Subsequent V5 phases — temporal architecture playback, cinematic topology, operational digital twin — share a need to know the SHAPE of how visitors engage, not the identity of any one visitor. A page that loads fast for someone skimming should still feel cinematic for someone reading; the layer that distinguishes those modes is this one.

The site will never address the visitor about their perception data. There is no “we noticed you spent 8 minutes on architecture” greeting, no “your usual section” section, no implicit profile. The opt-in is a contribution to the aggregate — nothing more.

09 · Related transparency

The perception layer is one of two V5 surfaces that persist any visitor state. The other is the Lumina session memory — the conversation history that the chat embedded across this portfolio uses to maintain context across turns. Each has its own transparency page; together they describe every byte the platform stores about a visit.

10 · Source files

Every claim above is grounded in code. Click any row to read the file on GitHub.

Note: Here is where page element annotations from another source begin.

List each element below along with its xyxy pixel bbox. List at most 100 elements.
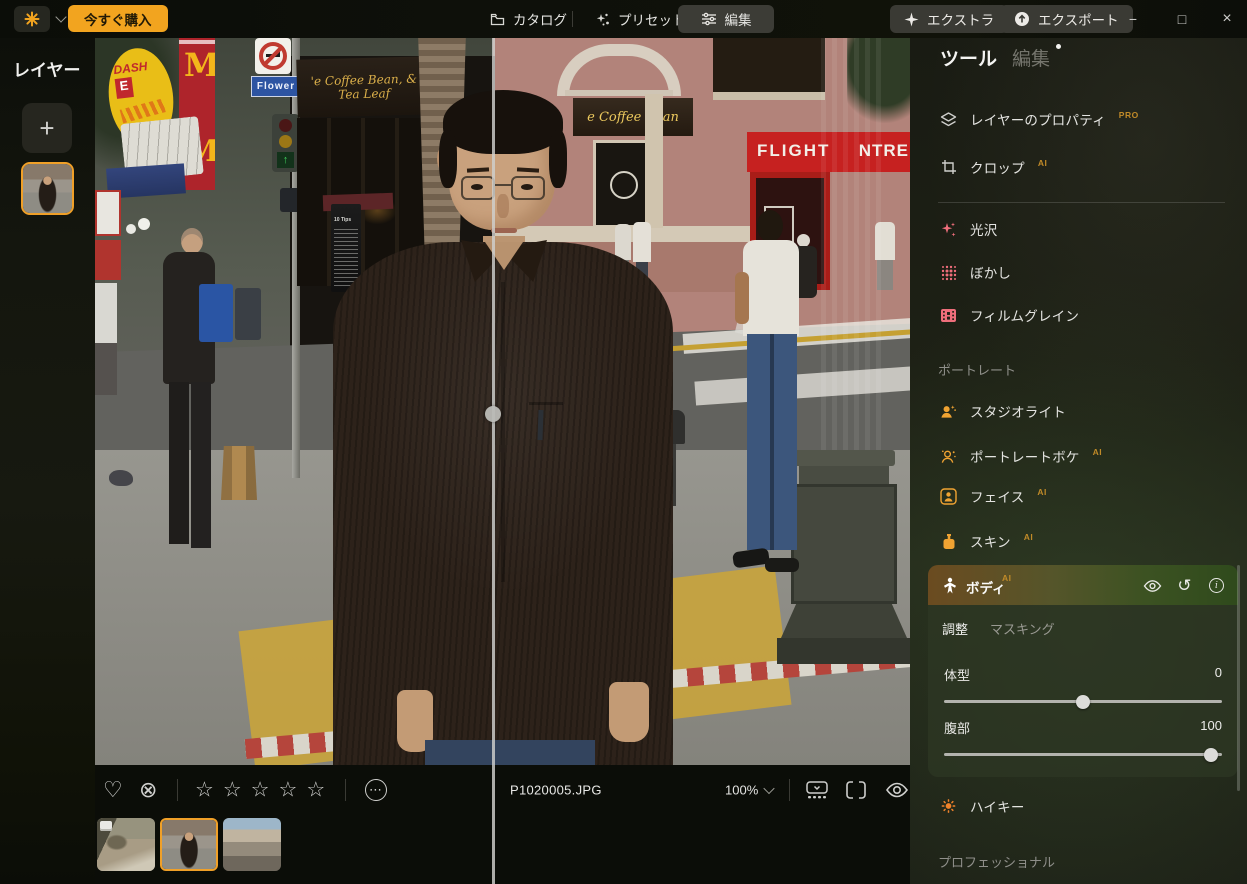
compare-view-icon[interactable] (845, 780, 867, 800)
mcdonalds-m-arches: M (184, 46, 215, 84)
wtm-head (757, 210, 783, 242)
photo-newspaper-box-2 (235, 288, 261, 340)
dash-sign-text: DASH (113, 59, 148, 77)
photo-traffic-light: ↑ (272, 114, 299, 172)
professional-section-header: プロフェッショナル (938, 852, 1055, 871)
tool-label: ポートレートボケ (970, 446, 1080, 466)
flight-sign-text: FLIGHT (757, 141, 830, 161)
visibility-eye-icon[interactable] (1143, 576, 1162, 595)
tool-skin[interactable]: スキン AI (940, 530, 1033, 552)
photo-parking-sign (95, 190, 121, 236)
app-logo-button[interactable] (14, 6, 50, 32)
subject-glasses-bridge (495, 184, 511, 186)
add-layer-button[interactable]: + (22, 103, 72, 153)
buy-now-button[interactable]: 今すぐ購入 (68, 5, 168, 32)
pedestal-cap (793, 450, 895, 466)
tab-edit[interactable]: 編集 (678, 5, 774, 33)
tool-label: スタジオライト (970, 401, 1066, 421)
minimize-button[interactable]: − (1113, 0, 1153, 38)
body-tab-adjust[interactable]: 調整 (942, 619, 968, 638)
star-icon[interactable]: ☆ (278, 778, 297, 803)
star-icon[interactable]: ☆ (223, 778, 242, 803)
photo-flower-street-sign: Flower (251, 76, 301, 97)
tool-label: レイヤーのプロパティ (970, 109, 1106, 129)
tab-presets-label: プリセット (618, 9, 686, 29)
topbar-divider (572, 11, 573, 27)
portrait-section-header: ポートレート (938, 360, 1016, 379)
layer-thumbnail-image (23, 164, 72, 213)
body-tool-label: ボディ (966, 577, 1006, 597)
reset-undo-icon[interactable]: ↺ (1175, 576, 1194, 595)
tool-glow[interactable]: 光沢 (940, 218, 997, 240)
body-tool-header[interactable]: ボディ AI ↺ i (928, 565, 1238, 605)
tools-panel: ツール 編集 レイヤーのプロパティ PRO クロップ AI 光沢 ぼかし フィル… (910, 38, 1247, 884)
top-bar: 今すぐ購入 カタログ プリセット 編集 エクストラ エクスポート − □ × (0, 0, 1247, 38)
slider-abdomen-track[interactable] (944, 753, 1222, 756)
thumbnail-3-image (223, 818, 281, 871)
slider-body-shape-handle[interactable] (1076, 695, 1090, 709)
filmstrip-thumbnail-1[interactable] (97, 818, 155, 871)
filmstrip-thumbnail-2-selected[interactable] (160, 818, 218, 871)
maximize-button[interactable]: □ (1162, 0, 1202, 38)
tool-label: ハイキー (970, 796, 1025, 816)
tool-face[interactable]: フェイス AI (940, 485, 1047, 507)
filmstrip-thumbnail-3[interactable] (223, 818, 281, 871)
filmstrip-toggle-icon[interactable] (805, 780, 829, 800)
layer-thumbnail[interactable] (21, 162, 74, 215)
slider-abdomen-handle[interactable] (1204, 748, 1218, 762)
star-rating[interactable]: ☆ ☆ ☆ ☆ ☆ (195, 778, 325, 803)
thumbnail-2-image (162, 820, 216, 869)
subject-placket (501, 282, 505, 582)
tool-layer-properties[interactable]: レイヤーのプロパティ PRO (940, 108, 1139, 130)
tab-catalog[interactable]: カタログ (480, 5, 577, 33)
pedestal-neck (799, 466, 889, 484)
tab-edit-label: 編集 (725, 9, 752, 29)
close-button[interactable]: × (1207, 0, 1247, 38)
tool-label: 光沢 (970, 219, 997, 239)
tool-label: スキン (970, 531, 1011, 551)
tool-high-key[interactable]: ハイキー (940, 795, 1025, 817)
tool-studio-light[interactable]: スタジオライト (940, 400, 1066, 422)
chevron-down-icon (764, 783, 775, 794)
preview-eye-icon[interactable] (885, 781, 909, 799)
suit-man-leg-left (169, 382, 189, 544)
panel-scrollbar[interactable] (1237, 565, 1240, 791)
film-grain-icon (940, 307, 957, 324)
chevron-down-icon[interactable] (55, 11, 66, 22)
wtm-shirt (743, 240, 799, 336)
subject-pen (537, 410, 543, 440)
maximize-glyph: □ (1178, 11, 1186, 27)
toolbar-divider (177, 779, 178, 801)
compare-slider-handle[interactable] (485, 406, 501, 422)
favorite-heart-icon[interactable]: ♡ (103, 779, 123, 801)
star-icon[interactable]: ☆ (306, 778, 325, 803)
toolbar-divider-3 (789, 779, 790, 801)
reject-icon[interactable]: ⊗ (139, 779, 157, 801)
star-icon[interactable]: ☆ (195, 778, 214, 803)
close-glyph: × (1222, 10, 1231, 28)
panel-tab-tools[interactable]: ツール (940, 44, 997, 71)
photo-canvas[interactable]: DASH E M M Flower ↑ 'e Coffee Bean, & Te… (95, 38, 910, 765)
compare-slider-line[interactable] (492, 38, 495, 884)
more-options-icon[interactable]: ⋯ (365, 779, 387, 801)
tool-crop[interactable]: クロップ AI (940, 156, 1047, 178)
subject-nose (497, 194, 509, 218)
zoom-dropdown[interactable]: 100% (725, 783, 773, 798)
extras-button[interactable]: エクストラ (890, 5, 1008, 33)
tool-blur[interactable]: ぼかし (940, 261, 1011, 283)
star-icon[interactable]: ☆ (251, 778, 270, 803)
tool-film-grain[interactable]: フィルムグレイン (940, 304, 1079, 326)
photo-building2-cornice (713, 92, 825, 100)
info-icon[interactable]: i (1207, 576, 1226, 595)
subject-hair-side-left (439, 130, 457, 188)
ai-badge: AI (1024, 532, 1034, 542)
body-tab-masking[interactable]: マスキング (990, 619, 1055, 638)
photo-no-right-turn-sign (255, 38, 291, 74)
tool-portrait-bokeh[interactable]: ポートレートボケ AI (940, 445, 1102, 467)
slider-body-shape-track[interactable] (944, 700, 1222, 703)
tab-catalog-label: カタログ (513, 9, 567, 29)
panel-tab-edits[interactable]: 編集 (1012, 44, 1050, 71)
photo-white-tee-man (735, 210, 805, 600)
app-window: { "topbar": { "buy_button": "今すぐ購入", "ta… (0, 0, 1247, 884)
flower-sign-text: Flower (257, 81, 295, 92)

V5 · Phase 6 · Sensory Awakening·Opt-in default-off·Aggregate-only·Revocable in one click

Phase 6 closes with this page. Five sub-PRs landed the foundation: perception endpoint + schema (6.1), cognition observer (6.2), pacing engine (6.3), memory layer extensions (6.4), and this transparency page (6.5). A 60-90 day observation window now opens before Phase 7 (Temporal Architecture) begins; no further perception surface ships during that window.